Боже! Что с тобой случилось?
   - У меня нет реле самоконтроля.
   - Каждый раз мы скатывались все ниже. Взгляни на меня. В каюте второго
класса... Я Джеймс Палсолог Вандельер! Мой отец был богатейшим... А теперь!..
Шестнадцать сотен долларов. И ты. Будь ты проклят!
   Вандельер подобрал ремень, бросил его и растянулся на койке. Наконец, он
взял себя в руки.
   - Инструкции, - сказал он.
   - Имя - Джеймс Валентин. На Парагоне был один день, пересаживаясь на этот
корабль до Мегастера 5. Занятие: агент по сдаче в наем частного андроида. Цель
визита: поселиться на Мегастере 5.
   - Документы.
   Андроид достал из чемодана паспорт Вандельера, взял ручку, чернила и сел за
стол. Точными, верными движениями - искусной рукой, умеющей писать, чертить,
гравировать - он методично подделывал документы Вандельера. Их владелец с
жалким видом наблюдал за мной.
   - О, боже, - бормотал я. - Что мне делать? Если бы я мог избавиться от тебя!
Если бы я только унаследовал не тебя, а папашину голову!
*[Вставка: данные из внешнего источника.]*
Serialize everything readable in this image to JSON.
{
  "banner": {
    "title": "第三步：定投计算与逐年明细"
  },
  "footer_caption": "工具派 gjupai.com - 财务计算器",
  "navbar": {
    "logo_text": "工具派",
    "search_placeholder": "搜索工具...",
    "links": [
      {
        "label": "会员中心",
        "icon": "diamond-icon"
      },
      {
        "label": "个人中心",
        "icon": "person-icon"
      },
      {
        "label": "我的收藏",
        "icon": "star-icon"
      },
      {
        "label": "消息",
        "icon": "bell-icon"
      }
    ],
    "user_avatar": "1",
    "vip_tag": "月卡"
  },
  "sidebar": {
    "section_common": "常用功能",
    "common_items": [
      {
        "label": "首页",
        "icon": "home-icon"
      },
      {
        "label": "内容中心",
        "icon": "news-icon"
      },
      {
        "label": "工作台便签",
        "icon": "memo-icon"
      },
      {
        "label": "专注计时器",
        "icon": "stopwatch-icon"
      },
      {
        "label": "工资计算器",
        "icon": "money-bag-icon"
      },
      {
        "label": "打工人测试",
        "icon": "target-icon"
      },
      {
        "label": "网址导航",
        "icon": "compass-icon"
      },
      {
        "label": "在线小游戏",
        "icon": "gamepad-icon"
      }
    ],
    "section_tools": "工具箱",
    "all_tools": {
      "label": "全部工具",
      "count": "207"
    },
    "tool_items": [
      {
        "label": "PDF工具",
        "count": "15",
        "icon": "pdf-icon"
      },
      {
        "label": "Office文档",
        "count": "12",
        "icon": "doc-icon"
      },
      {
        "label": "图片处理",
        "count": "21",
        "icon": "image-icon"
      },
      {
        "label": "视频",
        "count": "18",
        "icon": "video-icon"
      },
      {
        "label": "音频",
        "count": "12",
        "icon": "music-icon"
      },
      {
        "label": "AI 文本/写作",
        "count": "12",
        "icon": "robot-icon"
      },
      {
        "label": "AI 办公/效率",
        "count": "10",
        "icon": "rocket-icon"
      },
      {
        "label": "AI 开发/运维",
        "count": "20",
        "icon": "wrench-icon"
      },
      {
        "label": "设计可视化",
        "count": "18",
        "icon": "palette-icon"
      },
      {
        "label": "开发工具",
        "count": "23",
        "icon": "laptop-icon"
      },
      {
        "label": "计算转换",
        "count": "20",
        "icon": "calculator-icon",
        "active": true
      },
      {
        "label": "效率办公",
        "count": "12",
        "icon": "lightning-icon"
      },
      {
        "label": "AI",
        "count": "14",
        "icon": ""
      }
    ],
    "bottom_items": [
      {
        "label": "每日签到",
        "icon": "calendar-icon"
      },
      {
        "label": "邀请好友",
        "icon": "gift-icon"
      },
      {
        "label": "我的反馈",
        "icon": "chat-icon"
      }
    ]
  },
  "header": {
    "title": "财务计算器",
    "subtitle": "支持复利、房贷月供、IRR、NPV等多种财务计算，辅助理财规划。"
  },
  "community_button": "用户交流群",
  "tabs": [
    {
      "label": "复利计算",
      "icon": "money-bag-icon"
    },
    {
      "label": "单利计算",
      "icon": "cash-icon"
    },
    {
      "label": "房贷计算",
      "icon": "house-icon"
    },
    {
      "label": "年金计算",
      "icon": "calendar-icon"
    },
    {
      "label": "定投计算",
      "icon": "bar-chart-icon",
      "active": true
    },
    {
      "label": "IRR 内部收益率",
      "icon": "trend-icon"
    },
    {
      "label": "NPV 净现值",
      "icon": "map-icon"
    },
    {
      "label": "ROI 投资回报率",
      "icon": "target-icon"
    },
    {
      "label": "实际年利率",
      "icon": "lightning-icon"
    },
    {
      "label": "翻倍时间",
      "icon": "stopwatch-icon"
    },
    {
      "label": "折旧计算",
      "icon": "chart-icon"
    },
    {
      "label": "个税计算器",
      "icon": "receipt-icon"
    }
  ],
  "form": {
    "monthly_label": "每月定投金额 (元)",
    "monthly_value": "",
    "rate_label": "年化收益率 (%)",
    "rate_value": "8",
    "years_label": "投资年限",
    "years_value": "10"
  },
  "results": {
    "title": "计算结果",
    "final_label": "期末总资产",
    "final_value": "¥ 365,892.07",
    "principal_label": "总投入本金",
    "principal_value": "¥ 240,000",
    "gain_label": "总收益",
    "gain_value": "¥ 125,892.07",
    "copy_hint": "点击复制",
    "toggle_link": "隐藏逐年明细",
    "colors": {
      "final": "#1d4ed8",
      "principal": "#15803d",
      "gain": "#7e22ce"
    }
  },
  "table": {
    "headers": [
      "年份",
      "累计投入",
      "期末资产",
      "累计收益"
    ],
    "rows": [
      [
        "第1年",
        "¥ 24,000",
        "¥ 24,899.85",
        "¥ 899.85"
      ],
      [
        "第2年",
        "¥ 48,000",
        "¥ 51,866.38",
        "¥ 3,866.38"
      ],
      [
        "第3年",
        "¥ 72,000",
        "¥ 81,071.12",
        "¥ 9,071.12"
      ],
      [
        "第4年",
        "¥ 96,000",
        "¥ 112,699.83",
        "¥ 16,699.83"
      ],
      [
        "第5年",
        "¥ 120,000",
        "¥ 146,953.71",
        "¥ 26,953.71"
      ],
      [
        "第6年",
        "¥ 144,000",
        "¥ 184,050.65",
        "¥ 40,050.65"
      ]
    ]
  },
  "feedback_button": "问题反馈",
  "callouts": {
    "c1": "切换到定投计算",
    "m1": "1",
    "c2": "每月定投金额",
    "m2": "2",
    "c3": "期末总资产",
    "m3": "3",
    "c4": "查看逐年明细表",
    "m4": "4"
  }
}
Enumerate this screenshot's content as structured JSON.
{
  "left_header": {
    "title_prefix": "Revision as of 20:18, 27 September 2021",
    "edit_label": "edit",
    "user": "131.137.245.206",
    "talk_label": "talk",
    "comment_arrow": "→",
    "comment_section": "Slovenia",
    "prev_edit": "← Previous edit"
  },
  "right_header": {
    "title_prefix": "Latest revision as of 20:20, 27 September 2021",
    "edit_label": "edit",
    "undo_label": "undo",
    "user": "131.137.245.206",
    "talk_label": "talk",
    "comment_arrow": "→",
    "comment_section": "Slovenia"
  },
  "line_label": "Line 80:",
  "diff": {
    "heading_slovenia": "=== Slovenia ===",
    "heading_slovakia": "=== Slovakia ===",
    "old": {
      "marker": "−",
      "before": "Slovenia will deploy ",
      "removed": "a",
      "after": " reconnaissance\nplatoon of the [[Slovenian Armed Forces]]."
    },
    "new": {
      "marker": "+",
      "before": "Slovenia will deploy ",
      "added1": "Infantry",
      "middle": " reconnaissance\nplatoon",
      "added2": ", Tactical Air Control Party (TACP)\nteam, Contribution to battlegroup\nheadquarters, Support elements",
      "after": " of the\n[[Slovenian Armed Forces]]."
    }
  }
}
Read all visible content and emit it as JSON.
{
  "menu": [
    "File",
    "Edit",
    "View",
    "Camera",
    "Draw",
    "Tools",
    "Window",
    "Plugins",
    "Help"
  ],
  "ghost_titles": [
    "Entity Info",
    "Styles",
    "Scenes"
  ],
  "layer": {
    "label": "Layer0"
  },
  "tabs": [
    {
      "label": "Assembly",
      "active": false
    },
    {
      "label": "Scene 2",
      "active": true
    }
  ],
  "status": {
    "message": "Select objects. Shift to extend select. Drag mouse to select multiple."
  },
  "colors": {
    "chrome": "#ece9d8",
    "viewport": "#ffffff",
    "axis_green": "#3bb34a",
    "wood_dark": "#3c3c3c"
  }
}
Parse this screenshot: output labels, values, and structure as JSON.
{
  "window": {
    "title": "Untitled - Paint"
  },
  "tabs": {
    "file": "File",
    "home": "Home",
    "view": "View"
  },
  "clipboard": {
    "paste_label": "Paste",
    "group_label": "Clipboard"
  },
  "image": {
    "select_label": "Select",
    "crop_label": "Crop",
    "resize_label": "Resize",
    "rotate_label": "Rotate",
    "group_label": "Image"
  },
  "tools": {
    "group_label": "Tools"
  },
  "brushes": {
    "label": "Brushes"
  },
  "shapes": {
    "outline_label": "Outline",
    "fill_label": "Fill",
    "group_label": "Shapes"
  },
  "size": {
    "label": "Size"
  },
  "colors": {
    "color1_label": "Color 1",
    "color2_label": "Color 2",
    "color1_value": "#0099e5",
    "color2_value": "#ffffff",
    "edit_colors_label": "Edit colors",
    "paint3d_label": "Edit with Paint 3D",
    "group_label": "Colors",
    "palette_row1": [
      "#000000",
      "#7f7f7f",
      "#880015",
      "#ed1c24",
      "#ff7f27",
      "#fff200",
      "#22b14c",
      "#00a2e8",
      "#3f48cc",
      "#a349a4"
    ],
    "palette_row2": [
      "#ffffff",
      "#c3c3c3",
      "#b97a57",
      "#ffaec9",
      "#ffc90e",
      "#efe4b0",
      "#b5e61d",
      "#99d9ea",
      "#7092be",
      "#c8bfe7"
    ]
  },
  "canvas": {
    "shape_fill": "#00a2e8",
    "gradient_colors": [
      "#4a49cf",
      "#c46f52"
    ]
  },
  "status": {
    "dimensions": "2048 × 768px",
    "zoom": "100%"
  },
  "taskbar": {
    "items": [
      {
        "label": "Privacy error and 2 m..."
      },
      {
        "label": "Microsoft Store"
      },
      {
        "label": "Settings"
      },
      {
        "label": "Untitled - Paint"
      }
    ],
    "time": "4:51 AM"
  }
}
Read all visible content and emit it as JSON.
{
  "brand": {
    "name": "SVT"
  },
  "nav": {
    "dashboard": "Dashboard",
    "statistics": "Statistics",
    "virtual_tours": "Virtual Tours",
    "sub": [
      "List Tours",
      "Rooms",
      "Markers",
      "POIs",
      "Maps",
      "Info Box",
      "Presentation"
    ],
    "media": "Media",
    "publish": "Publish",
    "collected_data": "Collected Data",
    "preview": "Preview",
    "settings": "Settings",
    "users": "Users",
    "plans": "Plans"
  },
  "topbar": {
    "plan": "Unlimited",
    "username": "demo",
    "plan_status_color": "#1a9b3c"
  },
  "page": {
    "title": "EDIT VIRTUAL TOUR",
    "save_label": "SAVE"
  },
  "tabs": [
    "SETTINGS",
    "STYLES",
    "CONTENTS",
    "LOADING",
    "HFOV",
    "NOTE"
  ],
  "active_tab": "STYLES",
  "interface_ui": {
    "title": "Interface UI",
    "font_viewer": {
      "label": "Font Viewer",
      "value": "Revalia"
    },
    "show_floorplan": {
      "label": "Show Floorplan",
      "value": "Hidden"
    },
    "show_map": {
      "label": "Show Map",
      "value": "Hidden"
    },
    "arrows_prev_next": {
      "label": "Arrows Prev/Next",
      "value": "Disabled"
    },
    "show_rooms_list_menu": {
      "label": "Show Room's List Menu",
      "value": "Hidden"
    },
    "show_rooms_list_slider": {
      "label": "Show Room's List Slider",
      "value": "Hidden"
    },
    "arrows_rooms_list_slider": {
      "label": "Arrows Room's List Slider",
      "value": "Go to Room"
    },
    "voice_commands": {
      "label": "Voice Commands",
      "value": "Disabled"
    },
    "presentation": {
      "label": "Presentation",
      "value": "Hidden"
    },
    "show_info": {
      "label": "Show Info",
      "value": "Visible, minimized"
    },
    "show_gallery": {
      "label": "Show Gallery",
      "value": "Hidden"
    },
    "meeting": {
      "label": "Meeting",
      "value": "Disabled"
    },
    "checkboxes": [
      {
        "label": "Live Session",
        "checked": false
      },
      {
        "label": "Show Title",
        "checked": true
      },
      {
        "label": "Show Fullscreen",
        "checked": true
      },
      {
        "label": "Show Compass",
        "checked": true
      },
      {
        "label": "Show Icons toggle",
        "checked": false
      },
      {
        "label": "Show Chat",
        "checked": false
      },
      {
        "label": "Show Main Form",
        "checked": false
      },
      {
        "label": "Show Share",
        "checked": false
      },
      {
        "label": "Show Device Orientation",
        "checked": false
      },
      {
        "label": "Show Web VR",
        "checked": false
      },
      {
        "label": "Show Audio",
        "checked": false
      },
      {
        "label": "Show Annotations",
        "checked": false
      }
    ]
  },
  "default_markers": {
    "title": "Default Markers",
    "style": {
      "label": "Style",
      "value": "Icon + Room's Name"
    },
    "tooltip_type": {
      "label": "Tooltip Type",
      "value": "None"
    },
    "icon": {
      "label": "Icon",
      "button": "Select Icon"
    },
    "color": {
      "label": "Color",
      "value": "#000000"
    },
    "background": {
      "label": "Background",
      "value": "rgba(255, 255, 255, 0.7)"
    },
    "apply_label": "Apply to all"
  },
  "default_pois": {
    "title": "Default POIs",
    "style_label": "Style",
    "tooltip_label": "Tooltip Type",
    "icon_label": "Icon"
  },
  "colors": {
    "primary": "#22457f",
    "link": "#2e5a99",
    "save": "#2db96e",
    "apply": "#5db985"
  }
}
   Даллас Брейди была ведущим ювелиром Мегастера - низенькая, плотная,
аморальная нимфоманка. Она наняла саморазвивающегося андроида Вандельера и дала
мне работу в мастерской. Она соблазнила Вандельера. Однажды ночью в постели она
резко спросила:
   - Тебя зовут Вандельер?
   - Да, - сонно пробормотал я. Потом: - Нет! Нет, Валентин. Джеймс Валентин.
   - Что произошло на Парагоне? - спросила Даллас Брейди. - Я думала, андроиды
не могут убивать или уничтожать собственность.
   - Я Валентин! - настаивал Вандельер.
   - А, брось, - отмахнулась Даллас Брейди. - Я давно поняла.
   - Меня зовут Валентин.
   - Хочешь доказательств? Хочешь, чтобы я вызвала полицию? - Она потянулась к
видеофону.
   - Ради бога, Даллас! - Вандельер вскочил и вырвал у нее аппарат. Она
рассмеялась, а он упал и заплакал от стыда и беспомощности.
   - Как ты узнала? - проговорил он, наконец.
   - Все газеты полны этим. А Валентин не так уж далек от Вандельера. Что
случилось на Парагоне?
   - Он похитил девочку. Утащил в рисовые поля и убил.
   - Изнасиловал?
   - Не знаю.
   - Тебя разыскивают.
   - Мы скрываемся уже два года. За два года - семь планет. За два года я
потерял собственности на сто тысяч долларов.
   - Ты бы лучше узнал, что с ним.
   - Как? Что мне сказать? Мой андроид превратился в убийцу, почините его? Они
сразу вызовут полицию. - Меня затрясло. - Как я буду жить без него? Кто будет
зарабатывать мне деньги?
   - Работай сам.
   - А что я умею? Разве я могу сравниться со специализированными андроидами и
роботами? Для этого нужен потрясающий талант.
   - Да, это верно.
   - Всю жизнь меня кормил отец. Черт побери! Перед смертью он разорился и
оставил мне одного андроида.
   - Продай его и вложи пятьдесят тысяч в дело.
   - И получать три процента? Полторы тысячи в год? Нет, Даллас.
   - Но ведь он свихнулся! Что ты будешь делать?
   - Ничего... молиться... Только одно... Что собираешься делать ты?
   - Молчать. Но... Мне кое-что нужно, чтобы держать рот на замке.
   - Что?
   - Андроид будет работать на меня бесплатно.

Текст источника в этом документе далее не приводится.